Namak Harami Korbo Naa.In the famous Bengali play “Alibaba” by Khirodprasad Bidyabinod, when the righteous dacoit chief came as a guest to Alibaba’s home – he mentioned about one diet restriction that he had – he doesn’t eat salt. Obviously his salt restriction was not because of hypertension or any other nephrological disease that he might have had (the playwright did not give any clues except that he was quite hot tempered). He didn’t want Alibaba to serve him any salty food because then he would have had to pay for his salt indebtedness. He would no longer be able to kill Alibaba and his family and loot back his wealth. He could never be a “Namak Haram”! Such is the power of salt. This mythological power of salt has been used as a test of ones righteousness.

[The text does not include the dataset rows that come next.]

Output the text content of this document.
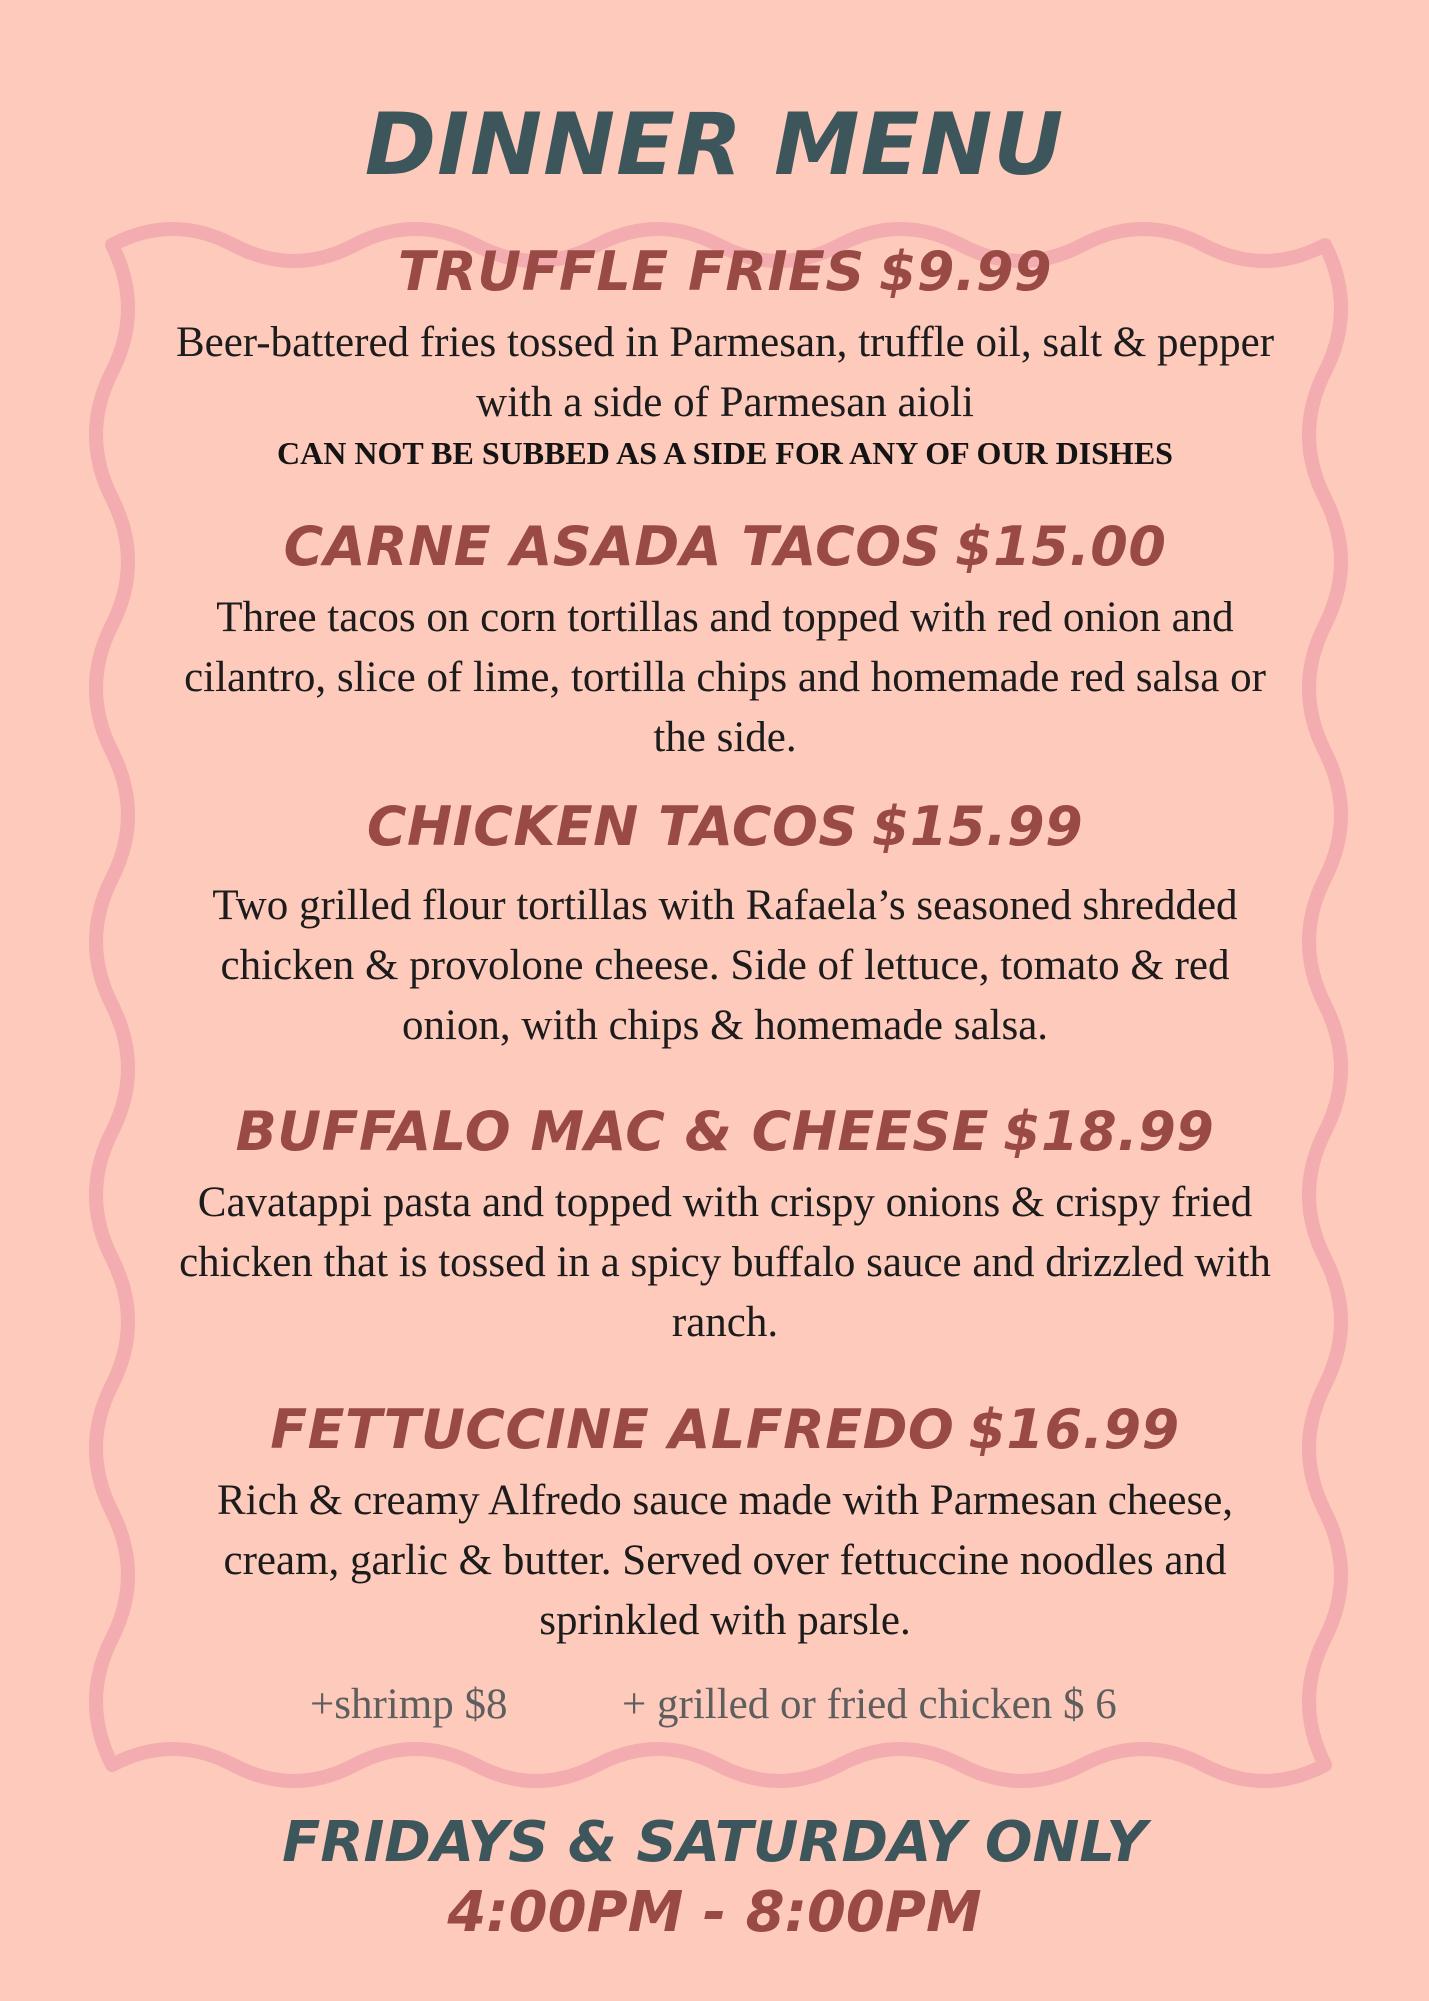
DINNER MENU
TRUFFLE FRIES $9.99
Beer-battered fries tossed in Parmesan, truffle oil, salt & pepper
with a side of Parmesan aioli
CAN NOT BE SUBBED AS A SIDE FOR ANY OF OUR DISHES
CARNE ASADA TACOS $15.00
Three tacos on corn tortillas and topped with red onion and
cilantro, slice of lime, tortilla chips and homemade red salsa or
the side.
CHICKEN TACOS $15.99
Two grilled flour tortillas with Rafaela’s seasoned shredded
chicken & provolone cheese. Side of lettuce, tomato & red
onion, with chips & homemade salsa.
BUFFALO MAC & CHEESE $18.99
Cavatappi pasta and topped with crispy onions & crispy fried
chicken that is tossed in a spicy buffalo sauce and drizzled with
ranch.
FETTUCCINE ALFREDO $16.99
Rich & creamy Alfredo sauce made with Parmesan cheese,
cream, garlic & butter. Served over fettuccine noodles and
sprinkled with parsle.
+shrimp $8	+ grilled or fried chicken $ 6
FRIDAYS & SATURDAY ONLY
4:00PM - 8:00PM
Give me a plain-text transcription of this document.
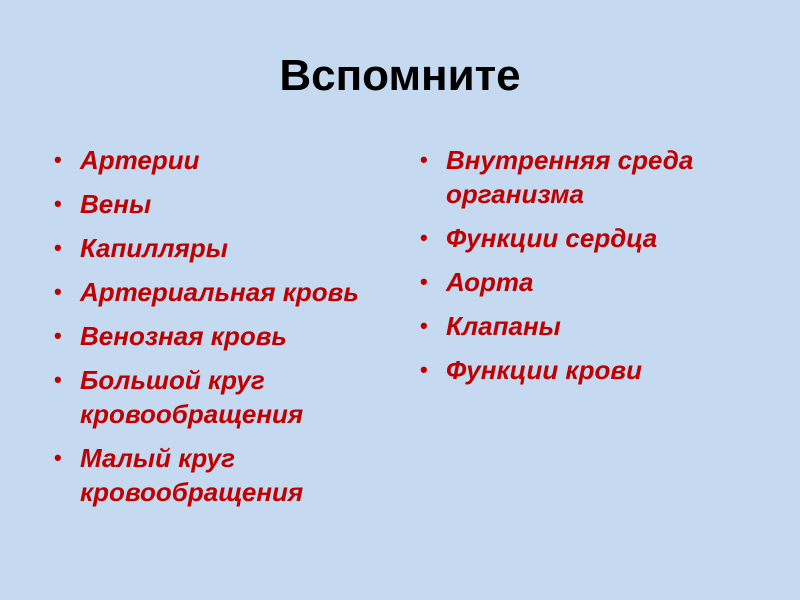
Вспомните
• Артерии
• Вены
• Капилляры
• Артериальная кровь
• Венозная кровь
• Большой круг кровообращения
• Малый круг кровообращения
• Внутренняя среда организма
• Функции сердца
• Аорта
• Клапаны
• Функции крови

If you ever ingest salt served by somebody, you should always sing his praise – in Bengali we say “Noon khai jaar – Goon gai taar!” But these days we hardly obey such silly dictum. So, when an eligible bachelor makes his rounds with his family at potential brides homes they look forward to the traditional hospitality of being served with a sumptuous meal both sweet and salty. I know of a person who used to have is regular evening snacks at potential brides places. I even heard a story that some NRI person, before going to India on a vacation, would advertise in a Kolkata newspaper looking for a bride. Then he would visit each of the applicants house and enjoy a great meal. I cannot vouch for the accuracy of this story, but I wouldn’t be surprised if somebody nurtured such a perverse hobby.
The tradition of arranged marriage in India is a long way from being eradicated from the society. But if you do not like the girl sitting in front of the potential in-laws, at least have the courtesy to refuse the salty food being served in front of you. At least, it will give the girls family, some kind of a sign.